Le coprésident (M. Bill Graham): Merci beaucoup.

Le coprésident (sénateur John Stewart): Je vais maintenant donner la parole au sénateur Grafstein.

Vous avez déjà entendu les règles de conduite applicables aux intervenants.

Le sénateur Jerahmiel S. Grafstein (Métro-Toronto, Lib.): Merci de ce rappel, monsieur le président.

Tout d'abord, je souhaite la bienvenue aux témoins. J'ai trouvé non seulement les témoignages mais aussi le rapport de la Chambre fascinants et stimulants.

Je veux aborder brièvement deux sujets. Le premier est l'OTAN du XXIe siècle. N'est-ce pas essentiellement ce dont il est question: quel sera le visage de l'OTAN au XXIe siècle?

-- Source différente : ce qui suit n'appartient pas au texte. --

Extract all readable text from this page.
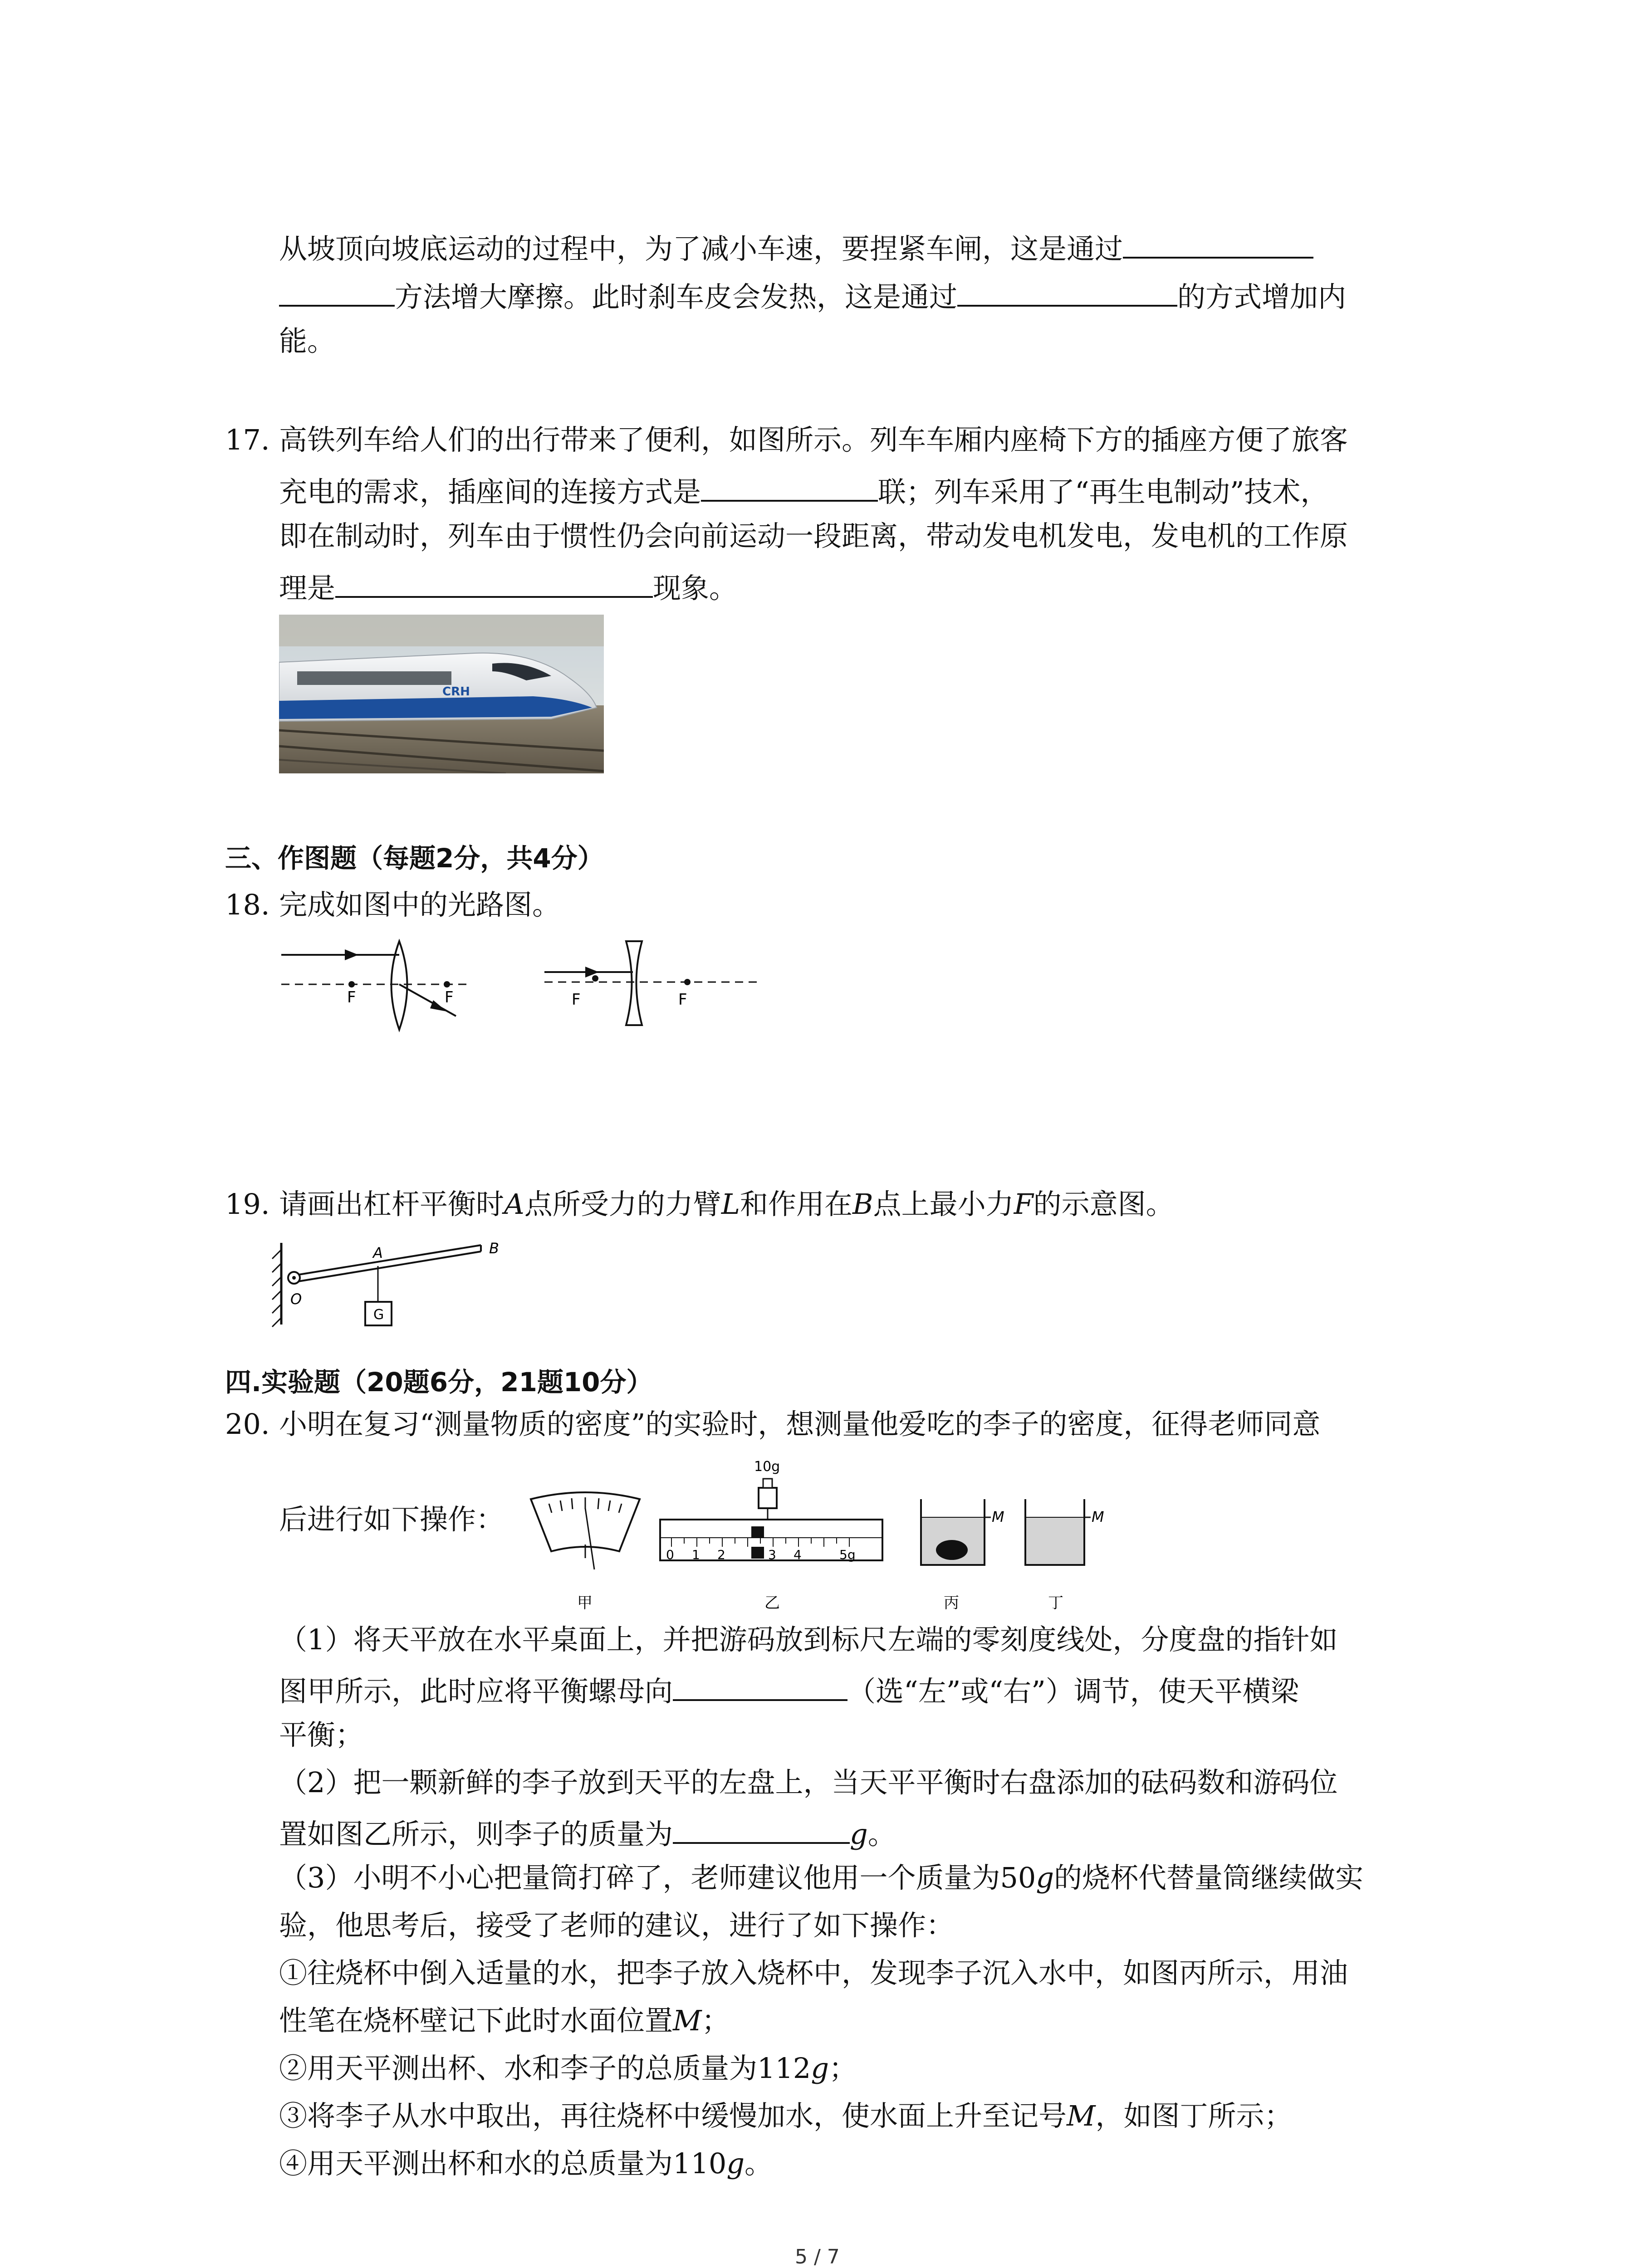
从坡顶向坡底运动的过程中，为了减小车速，要捏紧车闸，这是通过
方法增大摩擦。此时刹车皮会发热，这是通过	的方式增加内
能。
17. 高铁列车给人们的出行带来了便利，如图所示。列车车厢内座椅下方的插座方便了旅客
充电的需求，插座间的连接方式是	联；列车采用了“再生电制动”技术，
即在制动时，列车由于惯性仍会向前运动一段距离，带动发电机发电，发电机的工作原
理是	现象。
CRH
三、作图题（每题2分，共4分）
18. 完成如图中的光路图。
F	F	F	F
19. 请画出杠杆平衡时A点所受力的力臂L和作用在B点上最小力F的示意图。
G
A	B
O
四.实验题（20题6分，21题10分）
20. 小明在复习“测量物质的密度”的实验时，想测量他爱吃的李子的密度，征得老师同意
后进行如下操作：
甲
10g
0 1 2	3 4	5g
乙
M
丙
M
丁
（1）将天平放在水平桌面上，并把游码放到标尺左端的零刻度线处，分度盘的指针如
图甲所示，此时应将平衡螺母向	（选“左”或“右”）调节，使天平横梁
平衡；
（2）把一颗新鲜的李子放到天平的左盘上，当天平平衡时右盘添加的砝码数和游码位
置如图乙所示，则李子的质量为	g。
（3）小明不小心把量筒打碎了，老师建议他用一个质量为50g的烧杯代替量筒继续做实
验，他思考后，接受了老师的建议，进行了如下操作：
①往烧杯中倒入适量的水，把李子放入烧杯中，发现李子沉入水中，如图丙所示，用油
性笔在烧杯壁记下此时水面位置M；
②用天平测出杯、水和李子的总质量为112g；
③将李子从水中取出，再往烧杯中缓慢加水，使水面上升至记号M，如图丁所示；
④用天平测出杯和水的总质量为110g。
5 / 7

Le deuxième est la capacité qu'aurait récemment acquise la Chine, d'après certains renseignements, en ce qui a trait à de multiples armes nucléaires tactiques.

Premièrement, il y a eu un débat très curieux au Canada au sujet de l'OTAN il n'y a pas si longtemps. Au bout du compte, le gouvernement, avec l'aide du comité de la Chambre, a décidé d'appuyer l'expansion de l'OTAN.

Certains d'entre nous, au Sénat, ont estimé que c'était là une politique erronée. Elle est erronée parce que maintenant que l'ours russe est apprivoisé, elle ne sert qu'à le provoquer de nouveau.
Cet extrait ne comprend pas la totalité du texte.